Wharton’s text famously leaves ambiguous whether Lily accidentally overdoses or commits suicide. In the context of a Jungian interpretation, her actions lie somewhere in between, and constitute an unconsciously motivated euthanasia. Consciously, she only desires sleep, but unconsciously, she longs for freedom from the evils she fears are lurking in the “dark corners of her brain.”
“She did not, in truth, consider the question very closely—the physical craving for sleep was her only sustained sensation. Her mind shrank from the glare of thought as instinctively as eyes contract in a blaze of light—darkness, darkness was what she must have at any cost.”
Like Orestes, Lily is desperately seeking repose, but from what, or whom, exactly? At this point in the novel, Lily’s troubles have been rectified, at least superficially. She is still impoverished, but is no longer plagued by the threat of financial ruin, as she finally has the means to pay off her debts to Gus Trenor. And after painfully struggling with the looming prospect of moral corruption, she ostensibly chooses her better angels by burning Bertha Dorset’s incriminating letters.
But even after she’s escaped the externally manifested Furies, she cannot escape the dark impulses beating down the “closed doors she did not open.” In their final meeting, she tells Selden his faith in her goodness has been a “light in the darkness,” and later reflects that she achieved a “momentary exaltation of the spirit” by burning the letters and confessing her love for him. But she is haunted by fears of descending back into moral weakness, of “countless hands of habit dragging her back into some fresh compromise with fate.” She ends her life in an attempt to quit while she’s ahead, so she can continue to “keep up appearances to herself” and effectively eliminate the need to integrate any of her flaws into her consciousness.

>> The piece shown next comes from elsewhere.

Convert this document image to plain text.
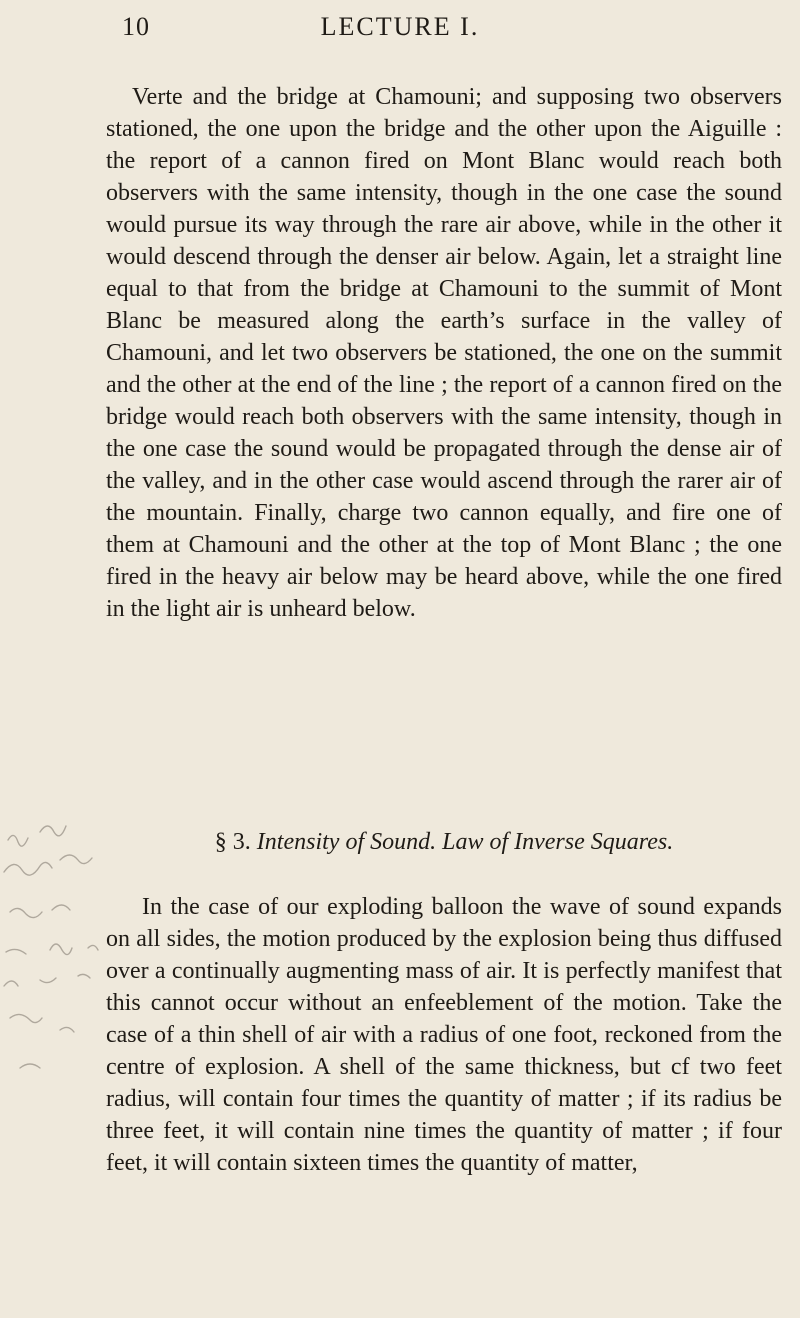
10	LECTURE I.

Verte and the bridge at Chamouni; and supposing two observers stationed, the one upon the bridge and the other upon the Aiguille : the report of a cannon fired on Mont Blanc would reach both observers with the same intensity, though in the one case the sound would pursue its way through the rare air above, while in the other it would descend through the denser air below. Again, let a straight line equal to that from the bridge at Chamouni to the summit of Mont Blanc be measured along the earth’s surface in the valley of Chamouni, and let two observers be stationed, the one on the summit and the other at the end of the line ; the report of a cannon fired on the bridge would reach both observers with the same intensity, though in the one case the sound would be propagated through the dense air of the valley, and in the other case would ascend through the rarer air of the mountain. Finally, charge two cannon equally, and fire one of them at Chamouni and the other at the top of Mont Blanc ; the one fired in the heavy air below may be heard above, while the one fired in the light air is unheard below.

§ 3. Intensity of Sound. Law of Inverse Squares.

In the case of our exploding balloon the wave of sound expands on all sides, the motion produced by the explosion being thus diffused over a continually augmenting mass of air. It is perfectly manifest that this cannot occur without an enfeeblement of the motion. Take the case of a thin shell of air with a radius of one foot, reckoned from the centre of explosion. A shell of the same thickness, but cf two feet radius, will contain four times the quantity of matter ; if its radius be three feet, it will contain nine times the quantity of matter ; if four feet, it will contain sixteen times the quantity of matter,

Jung referred to the shadow as a “moral problem that challenges the whole ego-personality. The presence of an autonomous shadow self requires exhaustive self-examination, and the ability to recogniz[e] the dark aspects of the personality as present and real,” lest the ego risks complete and utter self-destruction. When she overdoses on sleep medication, she is choosing the dark rather than face the “glare” of her own thoughts. She reconciles herself not with her own darkness, but with the undisturbed darkness of self-annihilation.